Functions-based CFG Embedding for Malware Homology Analysis

Abstract

Malware homology analysis aims at detecting whether different malicious code originates from the same set of malicious code or is written by the same author or team, and whether it has intrinsic relevance and similarity. At the same time, the homology analysis of malicious code is also an important part of studying the groups behind different APT (Advanced Persistent Threat) attacks. At present, homology identification still relies on manual analysis and security experts' experience in the anti-malware industry.

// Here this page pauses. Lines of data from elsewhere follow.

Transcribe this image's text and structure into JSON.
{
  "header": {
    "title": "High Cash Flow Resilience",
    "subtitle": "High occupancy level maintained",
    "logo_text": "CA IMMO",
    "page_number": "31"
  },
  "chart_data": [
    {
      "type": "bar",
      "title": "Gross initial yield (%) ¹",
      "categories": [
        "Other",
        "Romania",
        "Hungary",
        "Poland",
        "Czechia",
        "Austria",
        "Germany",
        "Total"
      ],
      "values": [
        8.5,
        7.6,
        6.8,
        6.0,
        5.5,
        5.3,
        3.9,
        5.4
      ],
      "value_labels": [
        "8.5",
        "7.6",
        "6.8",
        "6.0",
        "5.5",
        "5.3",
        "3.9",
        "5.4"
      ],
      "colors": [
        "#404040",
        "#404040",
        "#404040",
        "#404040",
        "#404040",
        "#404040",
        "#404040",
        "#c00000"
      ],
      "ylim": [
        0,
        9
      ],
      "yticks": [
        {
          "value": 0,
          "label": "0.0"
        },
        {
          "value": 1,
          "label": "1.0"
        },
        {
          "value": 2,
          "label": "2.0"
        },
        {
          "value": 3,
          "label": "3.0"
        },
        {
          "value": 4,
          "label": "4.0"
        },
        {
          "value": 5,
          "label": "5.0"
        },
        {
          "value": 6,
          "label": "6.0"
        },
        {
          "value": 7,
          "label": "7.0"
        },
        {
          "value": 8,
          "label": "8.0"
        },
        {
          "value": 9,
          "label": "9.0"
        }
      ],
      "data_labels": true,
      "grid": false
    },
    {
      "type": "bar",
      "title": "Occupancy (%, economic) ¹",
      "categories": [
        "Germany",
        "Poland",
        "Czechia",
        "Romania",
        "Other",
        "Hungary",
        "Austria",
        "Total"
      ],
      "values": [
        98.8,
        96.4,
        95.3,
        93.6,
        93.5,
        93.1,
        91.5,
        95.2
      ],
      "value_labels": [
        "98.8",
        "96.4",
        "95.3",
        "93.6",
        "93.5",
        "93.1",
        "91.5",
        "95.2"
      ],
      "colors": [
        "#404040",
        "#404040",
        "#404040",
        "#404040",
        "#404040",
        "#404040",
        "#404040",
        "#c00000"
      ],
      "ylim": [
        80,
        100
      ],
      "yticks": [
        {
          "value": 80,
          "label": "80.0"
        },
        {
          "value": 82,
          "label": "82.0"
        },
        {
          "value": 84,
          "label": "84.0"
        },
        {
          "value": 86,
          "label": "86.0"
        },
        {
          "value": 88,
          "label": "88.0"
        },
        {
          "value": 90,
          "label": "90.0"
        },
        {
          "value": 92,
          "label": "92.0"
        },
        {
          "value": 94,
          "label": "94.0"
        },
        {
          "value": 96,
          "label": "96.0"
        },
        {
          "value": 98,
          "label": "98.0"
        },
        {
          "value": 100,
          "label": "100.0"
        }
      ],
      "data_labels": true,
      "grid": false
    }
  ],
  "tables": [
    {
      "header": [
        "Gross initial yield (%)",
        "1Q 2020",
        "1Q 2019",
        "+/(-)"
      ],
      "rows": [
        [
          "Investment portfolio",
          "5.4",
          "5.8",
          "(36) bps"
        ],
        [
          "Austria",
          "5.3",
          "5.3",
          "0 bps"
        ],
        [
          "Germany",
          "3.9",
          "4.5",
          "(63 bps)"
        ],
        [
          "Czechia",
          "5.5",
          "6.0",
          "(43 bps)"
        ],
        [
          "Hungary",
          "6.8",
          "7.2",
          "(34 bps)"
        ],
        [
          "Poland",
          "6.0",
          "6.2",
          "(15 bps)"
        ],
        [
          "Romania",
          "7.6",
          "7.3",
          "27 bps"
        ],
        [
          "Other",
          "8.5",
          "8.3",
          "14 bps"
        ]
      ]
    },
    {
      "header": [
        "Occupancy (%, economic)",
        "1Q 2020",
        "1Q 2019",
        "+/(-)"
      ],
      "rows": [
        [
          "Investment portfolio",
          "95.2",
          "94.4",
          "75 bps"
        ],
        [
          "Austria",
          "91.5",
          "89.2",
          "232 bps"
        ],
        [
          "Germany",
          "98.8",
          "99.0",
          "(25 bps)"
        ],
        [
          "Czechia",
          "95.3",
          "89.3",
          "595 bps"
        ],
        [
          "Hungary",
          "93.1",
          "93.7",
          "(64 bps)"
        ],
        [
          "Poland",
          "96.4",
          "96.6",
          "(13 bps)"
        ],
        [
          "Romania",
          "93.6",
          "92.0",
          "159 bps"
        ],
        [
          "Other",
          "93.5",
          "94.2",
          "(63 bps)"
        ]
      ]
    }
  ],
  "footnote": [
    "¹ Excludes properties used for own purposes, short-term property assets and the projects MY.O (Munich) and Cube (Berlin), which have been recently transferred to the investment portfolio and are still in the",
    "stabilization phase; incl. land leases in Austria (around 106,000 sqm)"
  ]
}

In addition, research on large-scale malicious code automated homology analysis is still insufficient. The method proposed in this paper is to solve the problem of large-scale malicious code homology automatic analysis, and hope to provide auxiliary information for discovering the group behind the APT attack. In this paper, we collected samples of different APT groups from public threat intelligence and proposed a novel approach to classify these samples into different APT groups to further analyze the homology of malware. We combined the CFG (Control Flow Graph) of the malicious code function and the disassembled code of the stripped malware to generate the embedding, i.e., a numeric vector, which formed a function feature database of the APT group, and presented a neural network model used for APT group classification. We have implemented our approach in a prototype system called MCrab. Our extensive evaluation showed that MCrab could produce high accuracy results, with few to no false positives. Our research also showed that deep learning can be successfully applied to malware homology analysis.